Interview with the founders of Linde Werdelin
Recently I had a chance to interview the founders of Linde Werdelin. Morten Linde (Creative Director) is standing and Jorn Werdelin (Managing Director) is seated.
1- At what age did you become a fan of watches?
JW- At the age of 6! My family owned a chain of jewellery shops so I had the luxury of being introduced to the fascinating world of watches at a young age.
ML- For me it wasn't until I was 10. It was the first time I remember myself being interested in how something worked as well as how it was put together or rather the designed. I must admit my curiosity as a child led to a couple or so broken watches. Thankfully none of them too expensive!
2- What specific timepiece are you currently wearing?
JW- Our Oktopus Moonphase model launched at BaselWorld earlier this year.
ML- SpidoLite SA titanium version
3- Who are some of the other watch brands or watchmakers you admire?
ML- There are a lot of well designed and made watches out there. I admire Gerald Genta's beautiful designs from the 1970's and from more recent brands, Urwerk. In both cases, the designs are incredibly well thought through, have amazing details and are of course of high quality.
JW- As Morten said, there are a lot of well designed watches. For me, apart from the well established manufactures I also admire independent brands like the ones Morten mentioned. Design-wise I tend to like sports watches that stand the test of time.
4- Do you prefer a strap or bracelet?
ML- I personally prefer a strap. Reason being you can change the look of your watch instantly.
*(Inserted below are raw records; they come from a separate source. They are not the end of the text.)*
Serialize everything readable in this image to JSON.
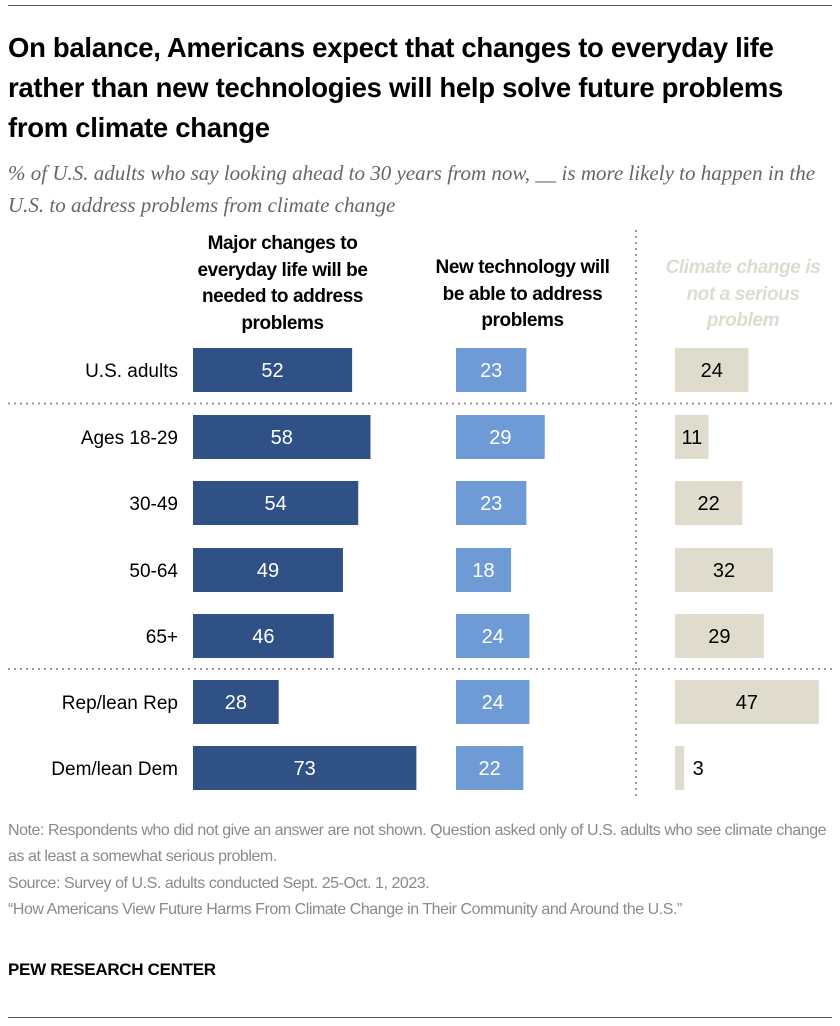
{
  "title": "On balance, Americans expect that changes to everyday life rather than new technologies will help solve future problems from climate change",
  "subtitle": "% of U.S. adults who say looking ahead to 30 years from now, __ is more likely to happen in the U.S. to address problems from climate change",
  "chart_data": {
    "type": "bar",
    "orientation": "horizontal",
    "categories": [
      "U.S. adults",
      "Ages 18-29",
      "30-49",
      "50-64",
      "65+",
      "Rep/lean Rep",
      "Dem/lean Dem"
    ],
    "series": [
      {
        "name": "Major changes to everyday life will be needed to address problems",
        "color": "#2f5185",
        "label_color": "#ffffff",
        "values": [
          52,
          58,
          54,
          49,
          46,
          28,
          73
        ]
      },
      {
        "name": "New technology will be able to address problems",
        "color": "#6e9bd6",
        "label_color": "#ffffff",
        "values": [
          23,
          29,
          23,
          18,
          24,
          24,
          22
        ]
      },
      {
        "name": "Climate change is not a serious problem",
        "color": "#e0dccd",
        "label_color": "#000000",
        "header_color": "#dedbd0",
        "values": [
          24,
          11,
          22,
          32,
          29,
          47,
          3
        ]
      }
    ],
    "group_separators_after": [
      "U.S. adults",
      "65+"
    ]
  },
  "notes": {
    "note": "Note: Respondents who did not give an answer are not shown. Question asked only of U.S. adults who see climate change as at least a somewhat serious problem.",
    "source": "Source: Survey of U.S. adults conducted Sept. 25-Oct. 1, 2023.",
    "report": "“How Americans View Future Harms From Climate Change in Their Community and Around the U.S.”"
  },
  "brand": "PEW RESEARCH CENTER"
}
Dress it up or make it sportier and in most cases like the LW watches, you can do this by yourself no need to run to your local watchmaker.
JW- I agree with Morten.
5- What is the ideal case diameter for a men's timepiece? and for Ladies'?
JW- For men it has to be between 42 to 46mm and for ladies it depends but I would say 38 to 42mm.
ML- For me, a man's watch should be 46mm. The size of a ladies watch can be more flexible and according to occasion. They can wear a small dressy watch to a man sized one.
6- What is your opinion of DLC (Diamond Like Carbon)? What about using DLC in movements?
JW- DLC is a coating material we use a lot at LW. It looks good and it's durable. As for DLC'ing the movements I think it is a great idea.
ML- I love the feeling of a black watch. Using DLC on the movement would look great - perhaps you will see that on LW watches one day!
7- Where do you see your brand in five on ten years?
JW- It generally takes five years for a brand to start being established. We have been operating for three and a half years now. In the long run, I would like LW to remain an independent, small and organic brand.
ML- I would like to see LW as a well established watch brand in the watch industry.
8- What makes your brand great? Price, quality, value, heritage, resale, brand name, etc.....
JW- Concept & idea, craftsmanship, design, innovation, integrity & personality!
ML- We are very passionate about watches and this passion is certainly the driving force of the company for both the watches and instruments. Value and quality are very important for us and I believe that that comes across in our products. I also think people generally like the fact the brand philosophy itself is innovative.
9- Can you tell us any details about any future or upcoming Linde Werdelin timepieces? Any teasers?
JW- You will have to wait until end of August!
10- If you were not in the watch industry, what other profession would you choose?
JW- I would still be an entrepreneur!
ML- Not many people actually know this but I have a degree in psychotherapy. Should I have not been a designer, I think I would have combined business with psychotherapy!
11- Who or what has inspired you throughout your career?
JW- Various family members and other entrepreneurs. Creating something out of just an idea has always thrilled me.
ML- I consider myself an inquisitive mind. Always in search of making things better in terms of functionality and quality. Then there is the search for the next 'new thing' that excites and inspires me.
12- What do you think about silicon escapements and their performance benefits in relation to service and accuracy?
JW- The idea to be able to improve on existing methods and material is great. Nevertheless I would be cautious using any 'new' materials unless tried and tested over time, especially when it comes to movements.
13- I have heard the Linde Werdelin has become a collector's timepiece, what are your thoughts on this?
ML- We can't but be delighted when customers like our timepieces. We also encourage feedback from them. It is important for us to communicate with them, one of the reasons we have created The Lab. A window into LW's Universe.
14- You have recently started using Frederic Piguet movements in some of your timepieces. How is this working out?
JW- We are very happy to work with such quality movements for our Oktopus Tattoo and Moonphase models.
ML- Using quality movements for our watches is certainly what you can expect to see more of from LW in the future.
15- It appears that Linde Werdelin rarely uses print advertising. However, your ads are seen on many of the popular timepiece websites around the world. Many watch brands say they are focused on the internet, but still use print as their main means to communicate with customers. Linde Werdelin, is one of the few exceptions. Your brand actually spends more on internet ads than print ads? How has this affected your business?
JW- As a small independent brand we need engaging two-way communication. We believe in communicating with our customers in an intelligent way and online has proven to be for us, the best way to do so.